At the Sept. 25 board of trustees meeting, Lewis discussed the progress of dorm life since the beginning of school and introduced a program called The Adopt-A-Room Project. The project is a full scale renovation project for all 35 dorm units.
This year, 133 out of the 140 total beds have been taken up, with 81 boys and 52 girls.
A first for student living this year at the college is the new Residence Assistance (RA) Program. Lewis said she has her RA’s in uniform working in shifts around the clock and there is even an RA on call 24/7 for student emergencies.
“We have four RA’s on our staff. These are students that live amongst our other students, they are student leaders,” Lewis said. “They help me with a lot of things, they help me with nightly checks as far as we have shifts from 7 to 11 a.m. there in the commons so if students get locked out, so if students have a need on campus, anything that happens in that time, they are available.”
Lewis also mentioned the RA’s cover at least one area of advocacy a month and attend leadership classes and seminars to better serve their fellow students.
With the dorms being at almost full capacity this year and receiving the support of the RA’s, Lewis is trying to upgrade the units for the students. Her project goal is to repaint the walls with warmer colors and fill every unit with new furniture as well as new flooring and carpet.
As Director of Housing and Residential Education, Lewis lives in one of the units with her husband and two children and has upgraded her family’s unit the way she plans to modernize the students’.
With the upgrades, Lewis’ objective is to raise the look and appeal of DCC in the competitive world of colleges fighting to be chosen by prospective students. Lewis said she had spoke from several students who transferred and received positive feedback.
“I’ve have two students right now who transferred from Miles City that have said to me personally ‘your units are bigger, less expensive, and offer more,’” Lewis said.
According to Lewis, a national survey showed that housing is the third most important deciding factor for prospective college students, housing coming after the courses offered and if the school has the sport they play.
As important to recruiting students, is retaining them.
Lewis noted that from fall 2016 semester to the end of 2017 spring semester, the number of students living in the dorms went from 127 to 97 which made for an overall retention loss of 23.62 percent. Upgrading the housing units is just part of Lewis’ plan to dramatically reduce that loss ratio.
The cost, per unit, of the new furniture, carpet, laminate flooring and paint will amount to approximately $6,000.
In the meeting, Lewis announced she had recently just purchased new tables for the units and joked she would buy pizza for anyone willing to help assemble them. Other pieces of furniture such as couches, chairs and coffee tables were donated from the unoccupied Makoshika Estates and have been used in “The Cove”, DCC’s dorm student center.
The way The Adopt-a-Room Project is envisioned, there will be three levels of donations: silver, gold and platinum.
The silver level donation is for the amount of $2,000. Since the $2,000 is only a third of the cost for each room, a plaque sharing the three separate donors will be hung outside the unit.
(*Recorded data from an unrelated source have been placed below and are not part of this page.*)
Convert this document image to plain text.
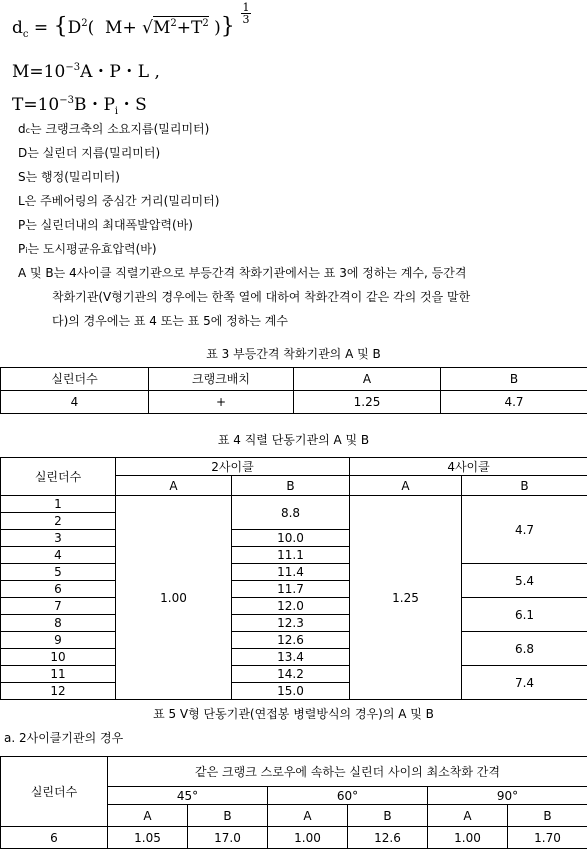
$d_c = \{D^2$( $M+ √M^2+T^2$ )}
1
3
$M=10^{-3}A$・P・L ,
$T=10^{-3}B$・$P_i$・S
dc는 크랭크축의 소요지름(밀리미터)
D는 실린더 지름(밀리미터)
S는 행정(밀리미터)
L은 주베어링의 중심간 거리(밀리미터)
P는 실린더내의 최대폭발압력(바)
Pi는 도시평균유효압력(바)
A 및 B는 4사이클 직렬기관으로 부등간격 착화기관에서는 표 3에 정하는 계수, 등간격
착화기관(V형기관의 경우에는 한쪽 열에 대하여 착화간격이 같은 각의 것을 말한
다)의 경우에는 표 4 또는 표 5에 정하는 계수
표 3 부등간격 착화기관의 A 및 B
실린더수	크랭크배치	A	B
4	+	1.25	4.7
표 4 직렬 단동기관의 A 및 B
실린더수	2사이클		4사이클	
	A	B	A	B
1	1.00	8.8	1.25	4.7
2				
3		10.0		
4		11.1		
5		11.4		5.4
6		11.7		
7		12.0		6.1
8		12.3		
9		12.6		6.8
10		13.4		
11		14.2		7.4
12		15.0		
표 5 V형 단동기관(연접봉 병렬방식의 경우)의 A 및 B
a. 2사이클기관의 경우
실린더수	같은 크랭크 스로우에 속하는 실린더 사이의 최소착화 간격					
	45°		60°		90°	
	A	B	A	B	A	B
6	1.05	17.0	1.00	12.6	1.00	1.70
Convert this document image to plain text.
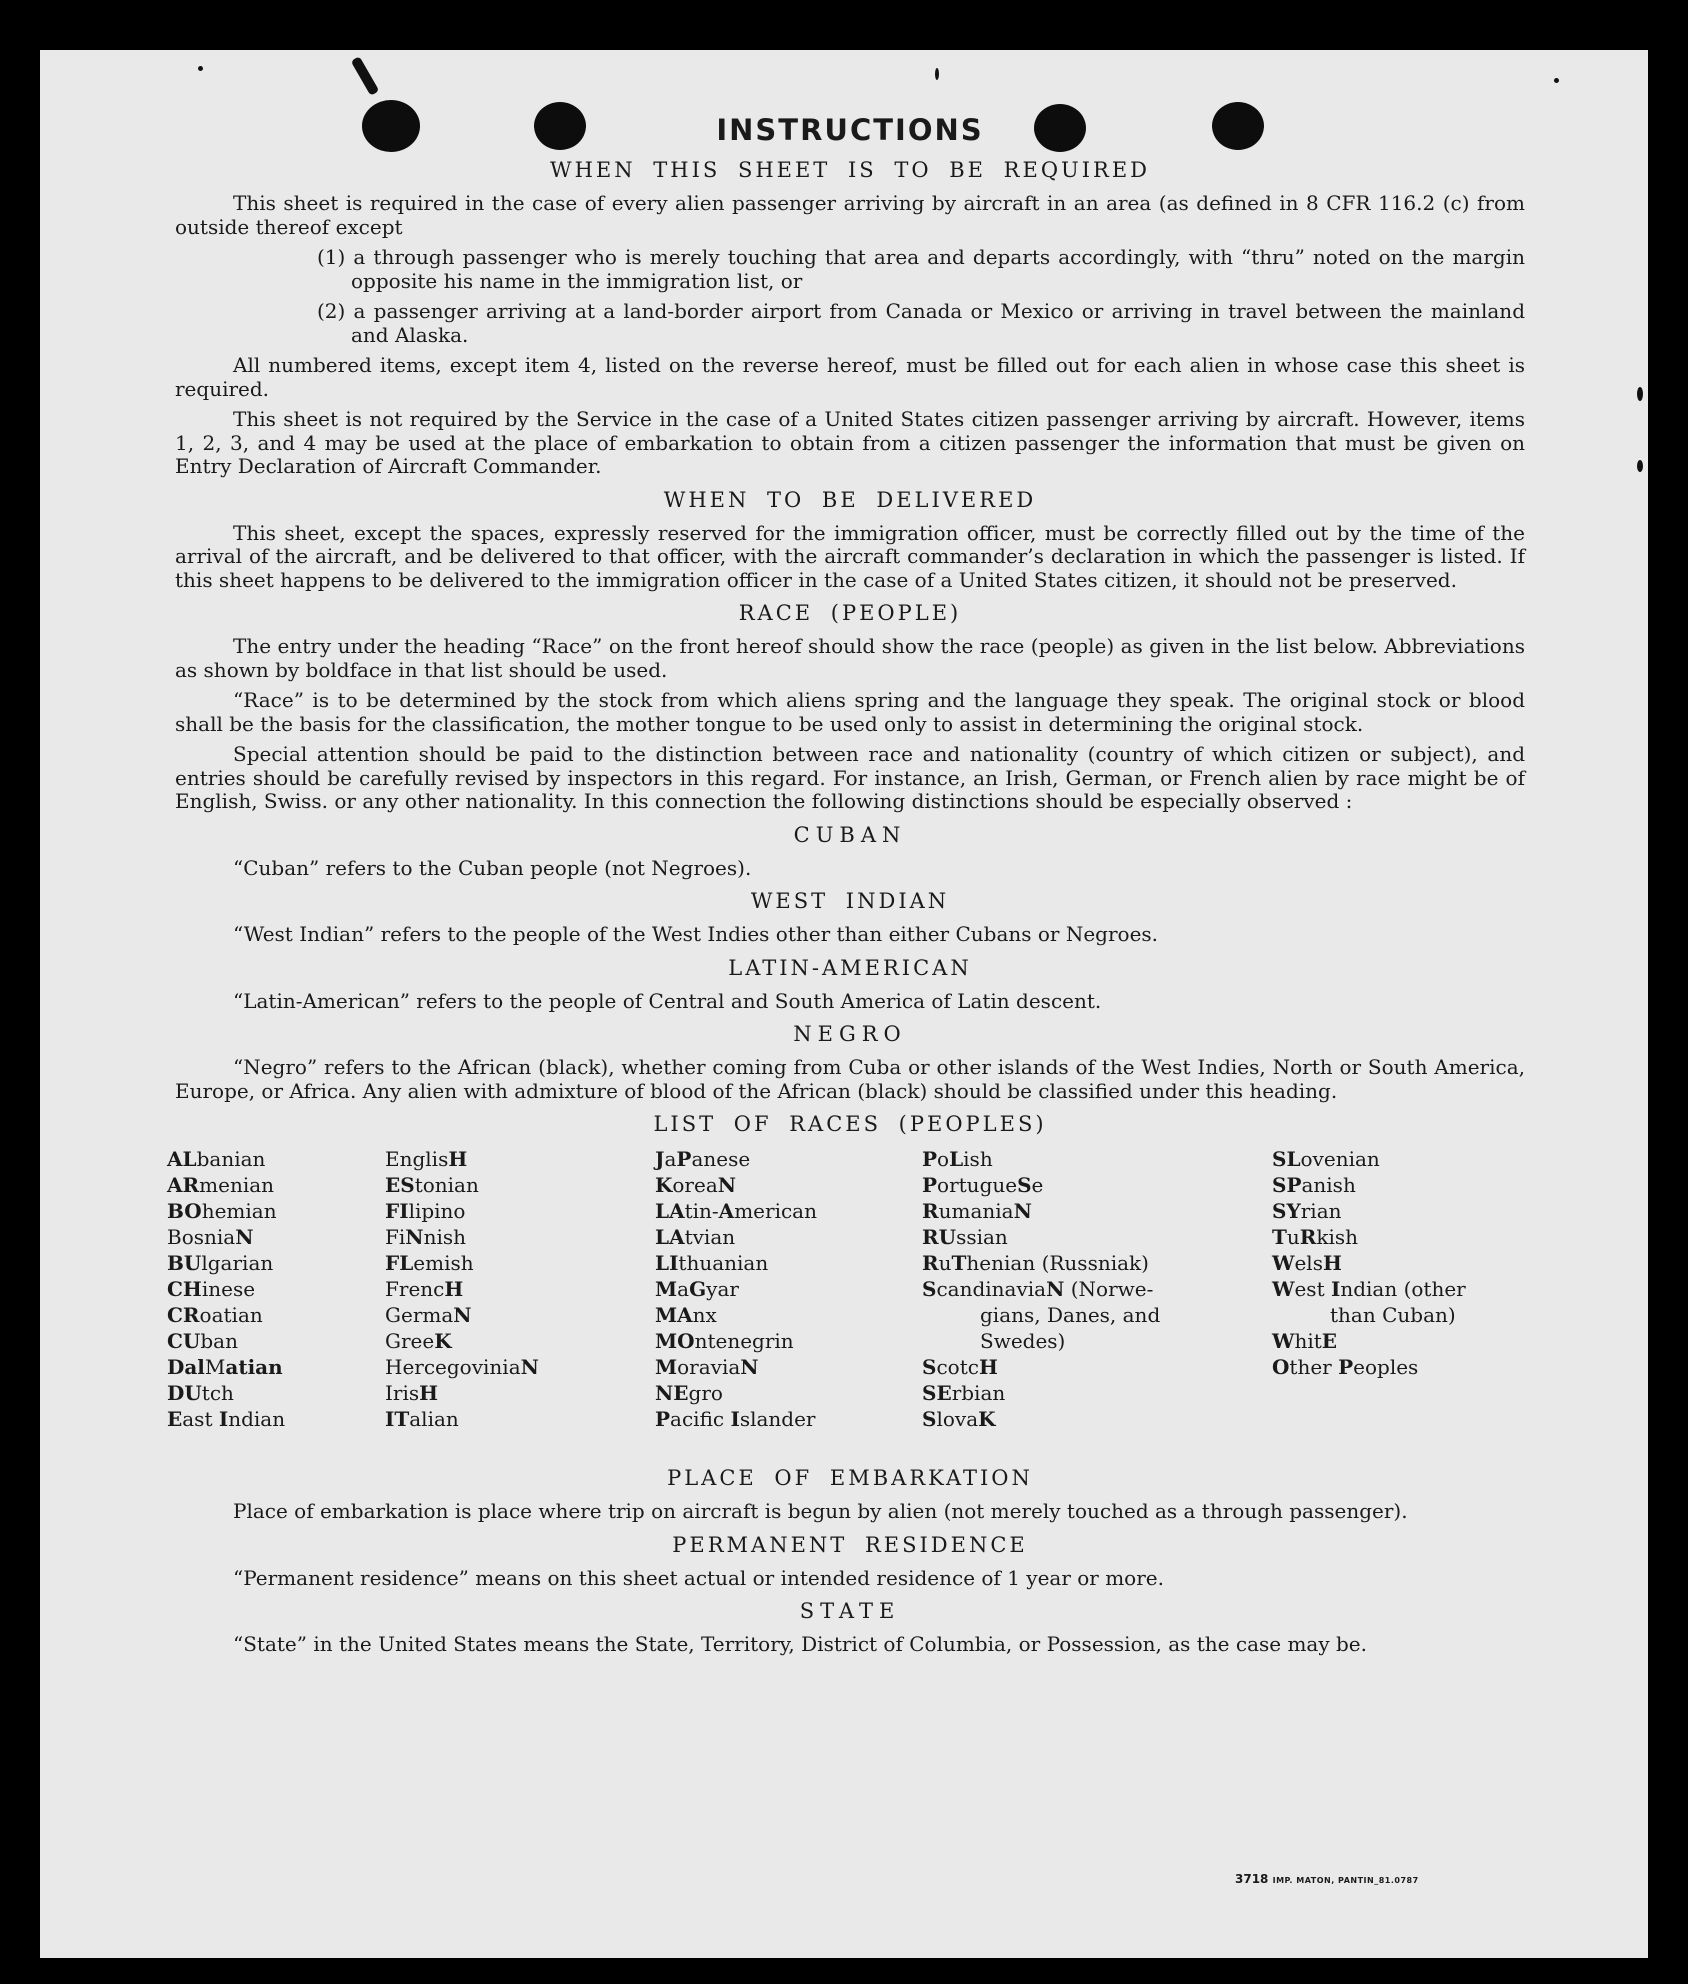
INSTRUCTIONS
WHEN THIS SHEET IS TO BE REQUIRED

This sheet is required in the case of every alien passenger arriving by aircraft in an area (as defined in 8 CFR 116.2 (c) from outside thereof except

(1) a through passenger who is merely touching that area and departs accordingly, with “thru” noted on the margin opposite his name in the immigration list, or

(2) a passenger arriving at a land-border airport from Canada or Mexico or arriving in travel between the mainland and Alaska.

All numbered items, except item 4, listed on the reverse hereof, must be filled out for each alien in whose case this sheet is required.

This sheet is not required by the Service in the case of a United States citizen passenger arriving by aircraft. However, items 1, 2, 3, and 4 may be used at the place of embarkation to obtain from a citizen passenger the information that must be given on Entry Declaration of Aircraft Commander.

WHEN TO BE DELIVERED

This sheet, except the spaces, expressly reserved for the immigration officer, must be correctly filled out by the time of the arrival of the aircraft, and be delivered to that officer, with the aircraft commander’s declaration in which the passenger is listed. If this sheet happens to be delivered to the immigration officer in the case of a United States citizen, it should not be preserved.

RACE (PEOPLE)

The entry under the heading “Race” on the front hereof should show the race (people) as given in the list below. Abbreviations as shown by boldface in that list should be used.

“Race” is to be determined by the stock from which aliens spring and the language they speak. The original stock or blood shall be the basis for the classification, the mother tongue to be used only to assist in determining the original stock.

Special attention should be paid to the distinction between race and nationality (country of which citizen or subject), and entries should be carefully revised by inspectors in this regard. For instance, an Irish, German, or French alien by race might be of English, Swiss. or any other nationality. In this connection the following distinctions should be especially observed :

CUBAN

“Cuban” refers to the Cuban people (not Negroes).

WEST INDIAN

“West Indian” refers to the people of the West Indies other than either Cubans or Negroes.

LATIN-AMERICAN

“Latin-American” refers to the people of Central and South America of Latin descent.

NEGRO

“Negro” refers to the African (black), whether coming from Cuba or other islands of the West Indies, North or South America, Europe, or Africa. Any alien with admixture of blood of the African (black) should be classified under this heading.

LIST OF RACES (PEOPLES)
ALbanian
ARmenian
BOhemian
BosniaN
BUlgarian
CHinese
CRoatian
CUban
DalMatian
DUtch
East Indian
EnglisH
EStonian
FIlipino
FiNnish
FLemish
FrencH
GermaN
GreeK
HercegoviniaN
IrisH
ITalian
JaPanese
KoreaN
LAtin-American
LAtvian
LIthuanian
MaGyar
MAnx
MOntenegrin
MoraviaN
NEgro
Pacific Islander
PoLish
PortugueSe
RumaniaN
RUssian
RuThenian (Russniak)
ScandinaviaN (Norwe-
gians, Danes, and
Swedes)
ScotcH
SErbian
SlovaK
SLovenian
SPanish
SYrian
TuRkish
WelsH
West Indian (other
than Cuban)
WhitE
Other Peoples
PLACE OF EMBARKATION

Place of embarkation is place where trip on aircraft is begun by alien (not merely touched as a through passenger).

PERMANENT RESIDENCE

“Permanent residence” means on this sheet actual or intended residence of 1 year or more.

STATE

“State” in the United States means the State, Territory, District of Columbia, or Possession, as the case may be.

3718 IMP. MATON, PANTIN_81.0787
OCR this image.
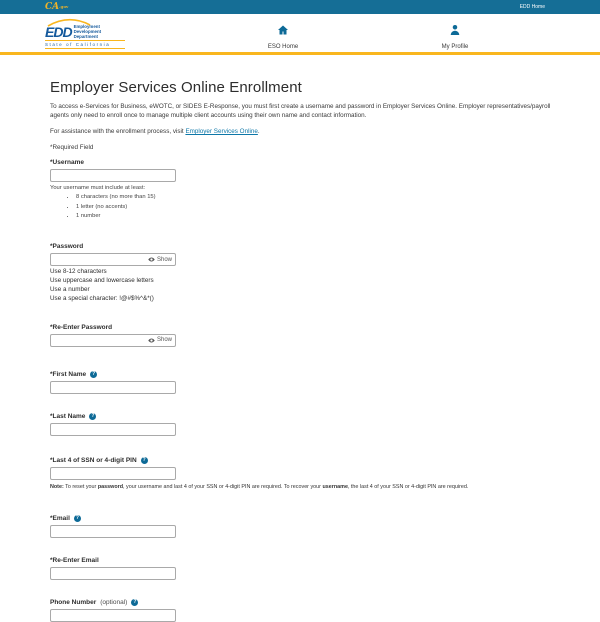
CA.gov	EDD Home
EDD Employment
Development
Department
State of California	ESO Home	My Profile
Employer Services Online Enrollment

To access e-Services for Business, eWOTC, or SIDES E-Response, you must first create a username and password in Employer Services Online. Employer representatives/payroll agents only need to enroll once to manage multiple client accounts using their own name and contact information.

For assistance with the enrollment process, visit Employer Services Online.

*Required Field

*Username
Your username must include at least:
• 8 characters (no more than 15)
• 1 letter (no accents)
• 1 number
*Password
Show
Use 8-12 characters
Use uppercase and lowercase letters
Use a number
Use a special character: !@#$%^&*()
*Re-Enter Password
Show
*First Name	?
*Last Name	?
*Last 4 of SSN or 4-digit PIN	?
Note: To reset your password, your username and last 4 of your SSN or 4-digit PIN are required. To recover your username, the last 4 of your SSN or 4-digit PIN are required.
*Email	?
*Re-Enter Email
Phone Number (optional)	?
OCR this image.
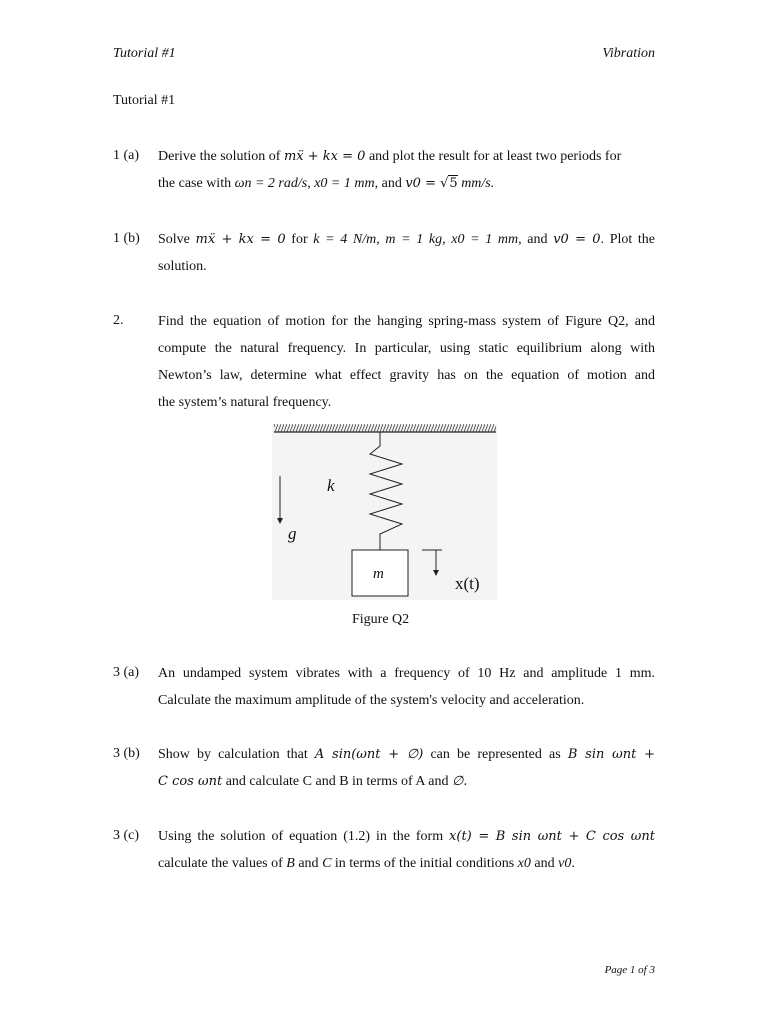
Tutorial #1	Vibration
Tutorial #1
1 (a) Derive the solution of mẍ + kx = 0 and plot the result for at least two periods for
the case with ωn = 2 rad/s, x0 = 1 mm, and v0 = √5 mm/s.
1 (b) Solve mẍ + kx = 0 for k = 4 N/m, m = 1 kg, x0 = 1 mm, and v0 = 0. Plot the
solution.
2. Find the equation of motion for the hanging spring-mass system of Figure Q2, and
compute the natural frequency. In particular, using static equilibrium along with
Newton’s law, determine what effect gravity has on the equation of motion and
the system’s natural frequency.
k
g
m	x(t)
Figure Q2
3 (a) An undamped system vibrates with a frequency of 10 Hz and amplitude 1 mm.
Calculate the maximum amplitude of the system's velocity and acceleration.
3 (b) Show by calculation that A sin(ωnt + ∅) can be represented as B sin ωnt +
C cos ωnt and calculate C and B in terms of A and ∅.
3 (c) Using the solution of equation (1.2) in the form x(t) = B sin ωnt + C cos ωnt
calculate the values of B and C in terms of the initial conditions x0 and v0.
Page 1 of 3
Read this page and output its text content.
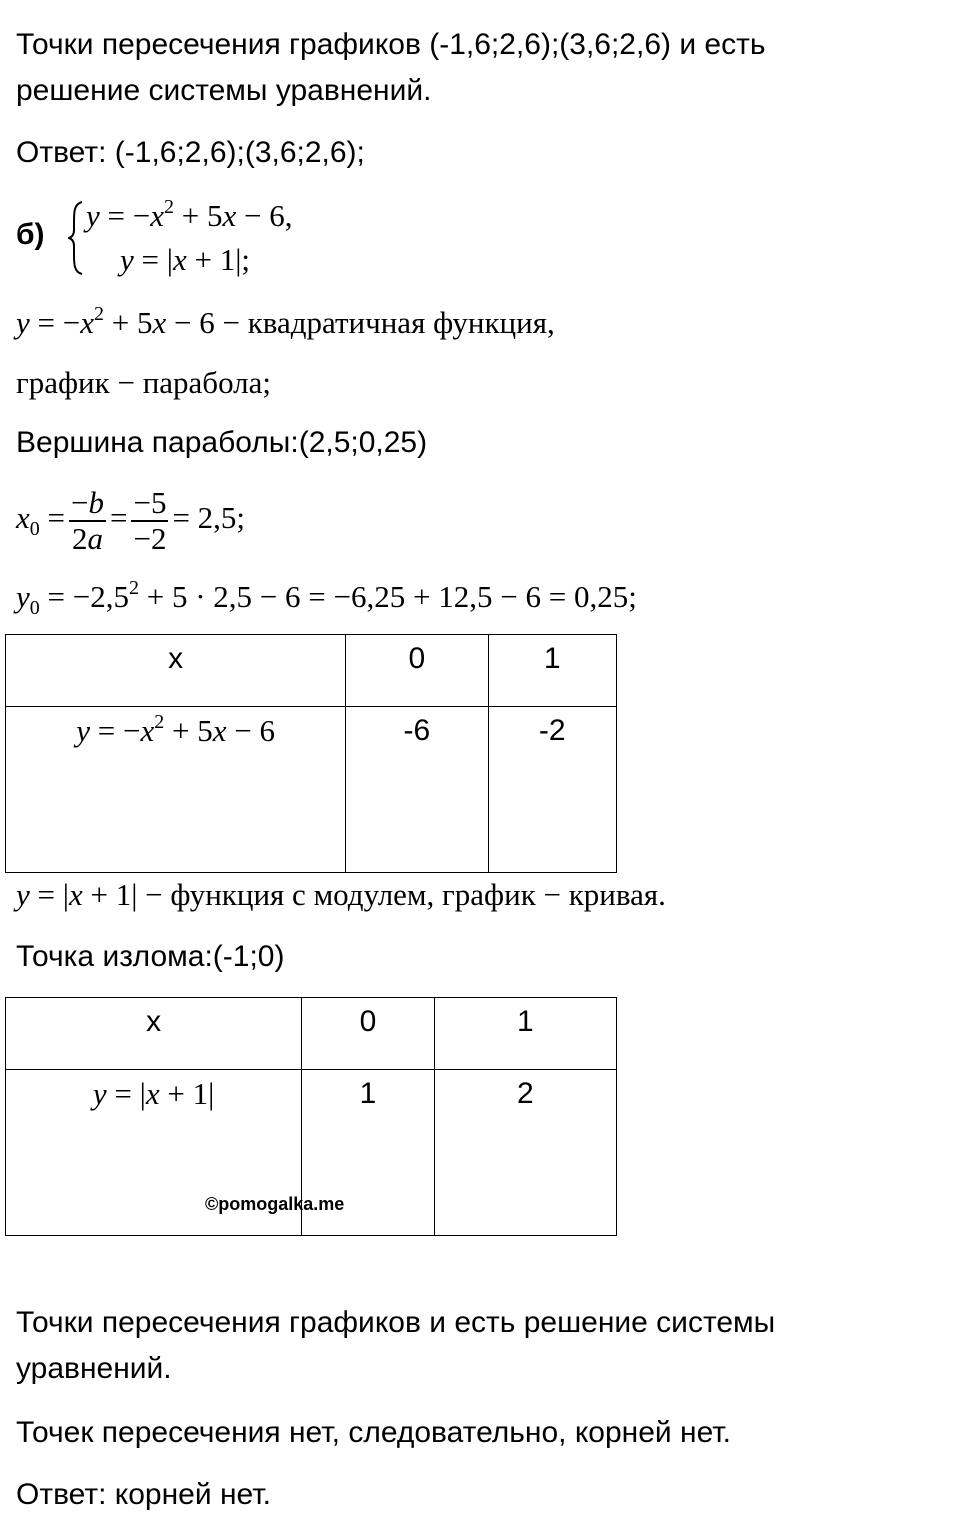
Точки пересечения графиков (-1,6;2,6);(3,6;2,6) и есть
решение системы уравнений.
Ответ: (-1,6;2,6);(3,6;2,6);
б)
$y = -x^2 + 5x - 6$,
y = |x + 1|;
$y = -x^2 + 5x - 6$ − квадратичная функция,
график − парабола;
Вершина параболы:(2,5;0,25)
$x_0 = \frac{-b}{2a} = \frac{-5}{-2} = 2,5$;
$y_0 = -2,5^2 + 5 \cdot 2,5 - 6 = -6,25 + 12,5 - 6 = 0,25$;
x	0	1
$y = -x^2 + 5x - 6$	-6	-2
y = |x + 1| − функция с модулем, график − кривая.
Точка излома:(-1;0)
x	0	1
y = |x + 1|	1	2
©pomogalka.me
Точки пересечения графиков и есть решение системы
уравнений.
Точек пересечения нет, следовательно, корней нет.
Ответ: корней нет.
The corresponding gold level sponsorship is $4,000 with the plaque displaying the donors. Making a full $6,000 donation will make the donor a platinum level member and only his or her will be displayed on the plaque.
In an email Thursday, Lewis said she hopes people will get behind the effort.
“We are looking to the support of alumni, family, friends and our loved community to be a part of our Adopt-a-Room project. We are looking to offer our students and prospective students yet another great reason to choose Dawson for higher education over other schools in the surrounding areas.”